Okonjo-Iweala also announced a multi-pronged strategic response to mitigate the adverse effects of the decline in global oil prices, protect growth, reassure investors and keep the economy on a stable course through the crisis. which has seen a significant drop in oil revenues for Nigeria and other oil producing countries since June.

She described the response as a mix of measures designed to boost non-oil revenues further, plug loopholes and waste and cut unnecessary expenditures in order to cope with the situation. she said it was also scenario-based and additional measures would be introduced if oil prices fall further.

“As part of the response, the Medium Term Expenditure Framework (MTEF) and the Budget 2015 proposal to the National Assembly have also been revised. Government is now proposing a benchmark of $73 dollars per barrel to the national assembly compared to the earlier proposed benchmark of $78”, she added.

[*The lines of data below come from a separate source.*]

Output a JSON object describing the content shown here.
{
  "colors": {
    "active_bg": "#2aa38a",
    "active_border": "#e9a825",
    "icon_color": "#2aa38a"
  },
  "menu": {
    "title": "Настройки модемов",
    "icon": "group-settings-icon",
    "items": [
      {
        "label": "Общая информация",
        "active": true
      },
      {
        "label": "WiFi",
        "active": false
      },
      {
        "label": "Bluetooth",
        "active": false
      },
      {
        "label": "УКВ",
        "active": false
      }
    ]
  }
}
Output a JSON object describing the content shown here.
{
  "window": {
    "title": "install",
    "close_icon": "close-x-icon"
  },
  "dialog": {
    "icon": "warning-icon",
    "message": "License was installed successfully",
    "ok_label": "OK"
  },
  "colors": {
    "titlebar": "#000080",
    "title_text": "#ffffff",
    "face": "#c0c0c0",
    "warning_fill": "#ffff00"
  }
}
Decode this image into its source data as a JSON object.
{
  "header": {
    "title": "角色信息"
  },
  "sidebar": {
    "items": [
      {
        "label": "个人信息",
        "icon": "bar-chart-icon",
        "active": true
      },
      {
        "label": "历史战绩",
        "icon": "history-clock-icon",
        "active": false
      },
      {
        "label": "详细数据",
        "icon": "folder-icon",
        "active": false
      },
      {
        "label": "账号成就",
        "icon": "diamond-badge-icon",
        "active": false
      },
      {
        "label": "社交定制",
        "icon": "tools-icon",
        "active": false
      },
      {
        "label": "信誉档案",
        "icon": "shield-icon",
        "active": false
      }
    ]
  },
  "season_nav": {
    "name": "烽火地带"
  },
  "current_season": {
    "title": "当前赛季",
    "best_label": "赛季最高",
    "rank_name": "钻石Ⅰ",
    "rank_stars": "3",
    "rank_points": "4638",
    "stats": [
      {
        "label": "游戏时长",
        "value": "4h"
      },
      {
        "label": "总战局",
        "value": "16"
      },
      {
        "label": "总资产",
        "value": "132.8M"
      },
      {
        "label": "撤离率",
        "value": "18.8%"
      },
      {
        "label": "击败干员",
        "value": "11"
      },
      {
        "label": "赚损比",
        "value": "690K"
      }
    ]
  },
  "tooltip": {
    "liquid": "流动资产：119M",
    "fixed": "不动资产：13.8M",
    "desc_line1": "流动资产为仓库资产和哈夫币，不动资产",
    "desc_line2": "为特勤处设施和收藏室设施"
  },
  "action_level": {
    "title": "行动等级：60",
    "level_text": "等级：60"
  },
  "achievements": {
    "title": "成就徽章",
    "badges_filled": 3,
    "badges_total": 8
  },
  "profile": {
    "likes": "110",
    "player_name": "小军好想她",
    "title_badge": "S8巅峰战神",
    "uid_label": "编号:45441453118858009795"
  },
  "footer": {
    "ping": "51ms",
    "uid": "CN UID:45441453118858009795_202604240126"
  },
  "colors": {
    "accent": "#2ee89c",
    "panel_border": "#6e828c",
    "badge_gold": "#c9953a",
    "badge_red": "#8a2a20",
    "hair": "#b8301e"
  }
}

Given the nature of the oil market, we needed to see the extent and trend of the oil price in order to take the right measures. Panic is not a strategy. It’s important that our strategies are based on facts and a clear understanding of both the strengths of the economy and the challenges posed by the drop in oil prices.. which is currently at $79 for our premium Bonny Light Crude.

“The drop in oil prices is a serious challenge, which we must confront as a country. We must be prepared to make sacrifices where necessary. But we should also not forget that we retain some important advantages such as a broad economic base driven by the private sector and anchored on sound policies.

Our strategy is to continue to strengthen the sectors that drive growth, such as agriculture and housing while reducing waste with a renewed focus on prudence.”